Learning Objective
After completion the reading of this chapter, you should be able to
  1. Define the boundary layer theory and its three regions (laminar, transition and turbulent) and the critical Reynolds number for internal and external flow.
  2. Derivation the fluid flow and heat transfer laws of physics (mass, momentum and energy) in full – details
  3. Definition the turbulence and the different between Navier – Stokes equations and the Reynolds equations.
  4. Derivation the boundary layer thickness, momentum thickness and energy thickness
  5. Knowledge of the hydrodynamics boundary layer governing equation.
  6. Derivation the Momentum Integral Equation for laminar and turbulent regions.
  7. Starting from the Momentum Integral Equation to find an expressions for the rate of growth of boundary layer thickness for laminar, transition and turbulent regions.

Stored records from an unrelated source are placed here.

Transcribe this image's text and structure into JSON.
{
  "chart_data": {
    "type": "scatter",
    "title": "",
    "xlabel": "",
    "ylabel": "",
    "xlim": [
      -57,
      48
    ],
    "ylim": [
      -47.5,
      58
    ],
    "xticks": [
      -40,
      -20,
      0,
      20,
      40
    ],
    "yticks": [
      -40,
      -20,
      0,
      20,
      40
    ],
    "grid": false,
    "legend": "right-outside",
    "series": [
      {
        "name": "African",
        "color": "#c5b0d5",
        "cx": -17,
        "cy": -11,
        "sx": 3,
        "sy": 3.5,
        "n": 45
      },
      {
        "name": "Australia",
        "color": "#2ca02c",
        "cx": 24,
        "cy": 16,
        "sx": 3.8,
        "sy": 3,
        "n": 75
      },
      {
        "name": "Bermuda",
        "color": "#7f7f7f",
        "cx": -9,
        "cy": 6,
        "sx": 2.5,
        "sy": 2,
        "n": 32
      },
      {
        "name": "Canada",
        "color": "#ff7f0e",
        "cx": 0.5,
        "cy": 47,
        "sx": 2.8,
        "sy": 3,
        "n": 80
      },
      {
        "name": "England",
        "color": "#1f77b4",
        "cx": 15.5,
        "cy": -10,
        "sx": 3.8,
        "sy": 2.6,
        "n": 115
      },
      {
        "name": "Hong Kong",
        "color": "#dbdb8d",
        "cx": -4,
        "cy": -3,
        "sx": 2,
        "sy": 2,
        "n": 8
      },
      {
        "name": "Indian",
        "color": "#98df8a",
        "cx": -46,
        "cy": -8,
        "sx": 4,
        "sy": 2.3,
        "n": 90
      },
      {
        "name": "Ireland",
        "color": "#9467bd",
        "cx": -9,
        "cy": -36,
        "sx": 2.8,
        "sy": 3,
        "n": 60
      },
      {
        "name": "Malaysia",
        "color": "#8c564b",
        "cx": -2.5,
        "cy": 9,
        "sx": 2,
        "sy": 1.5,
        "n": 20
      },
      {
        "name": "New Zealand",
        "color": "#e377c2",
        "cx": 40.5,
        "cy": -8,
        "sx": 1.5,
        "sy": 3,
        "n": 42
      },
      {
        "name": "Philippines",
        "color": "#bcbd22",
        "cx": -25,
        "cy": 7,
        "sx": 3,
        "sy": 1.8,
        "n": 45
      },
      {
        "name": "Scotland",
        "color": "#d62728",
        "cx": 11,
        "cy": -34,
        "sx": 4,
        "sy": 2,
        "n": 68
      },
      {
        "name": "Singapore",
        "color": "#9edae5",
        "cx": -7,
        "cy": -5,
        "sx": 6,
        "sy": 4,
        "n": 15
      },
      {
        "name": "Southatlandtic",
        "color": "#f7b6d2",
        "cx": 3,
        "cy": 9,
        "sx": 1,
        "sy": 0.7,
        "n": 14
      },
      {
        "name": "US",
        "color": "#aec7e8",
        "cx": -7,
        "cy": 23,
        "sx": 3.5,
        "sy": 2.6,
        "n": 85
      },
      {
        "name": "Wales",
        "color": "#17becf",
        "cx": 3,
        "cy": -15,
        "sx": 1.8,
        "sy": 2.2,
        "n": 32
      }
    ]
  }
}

  8. Derivation an expression of drag coefficient in terms of Reynolds number for each boundary layer thickness
  9. Recognize the laminar and turbulent velocity profile
Introduction
The boundary layer theory is an interesting subject for the researchers among the world due to its wide range of applications in aerospace engineering like aerodynamics, flows over aircrafts like missiles, airplane, road vehicles and ships. One of the crucial applications of boundary layer is the determination of the drag coefficient of flat plate at zero incidences, flows over airfoil, ships, road vehicles and aircraft. The calculation of the drag is very important as it effects on the fuel consumptions and stability of the body. These days, the fuel resources are decreases and its prices goes up and the fuel consumption is highly influenced by the boundary layer over the road vehicles and aircrafts [1]. Also, one of the problems from the boundary layer is the separation and the stall phenomenon and for this reason there are many aerodynamics modifications to control or delay the separation as it leads to more fuel consumptions. Finally, there are applications in heat transfer between the fluid and the body as in the combustion chamber of spark ignition engines. The flow over a thin flat plate is the first case study of the boundary layer equations of Prandtl (4 February 1875 – 15 August 1953) solved later exactly by Blasius (9 August 1883 – 24 April 1970) in his PhD dissertation on 1908.
When a fluid flows past a solid surface, the velocity of the fluid at that solid surface must be the same as that of the solid surface. If the solid surface is stationary, then the fluid velocity at the surface is zero. So that there is a region close to the surface where the velocity increases from zero at the solid surface to the mean stream velocity (\(U_{\infty}\)). In this way, the boundary layer is a narrow region near the solid surface over which both velocity gradient and shear stress are large. It is also known as shear layer theory. The boundary layer theory can be divided into two main types which they are hydrodynamics and thermal layers. The present work illustrates the hydrodynamics boundary layer. The hydrodynamics boundary layer can be divided into two three region or zones, laminar, transition and turbulent as indicated in Figure 1. The well – known Reynolds number is used to distinguish between each layer. For this reason before discussing the hydrodynamics boundary layer it is required to write a section illustrates the concepts of turbulence, Reynolds number and the three laws of physics (mass, energy and momentum of fluid). Form the first look on the schematic diagram it can be noted that the laminar flow is parallel and the fluid flows in on layers gliding smoothly on the adjacent layers. The viscous forces are higher than the inertia forces which makes the laminar flow with small Reynolds number and thus there is no tendencies towards turbulence, eddies formations and instabilities. Beside that the velocity profile is parabolic. So as the flow moves further, there will be eddies formation with higher increasing in Reynolds number which it an indicator on the turbulence had been begun. The velocity profile in turbulent flow regime is logarithmic.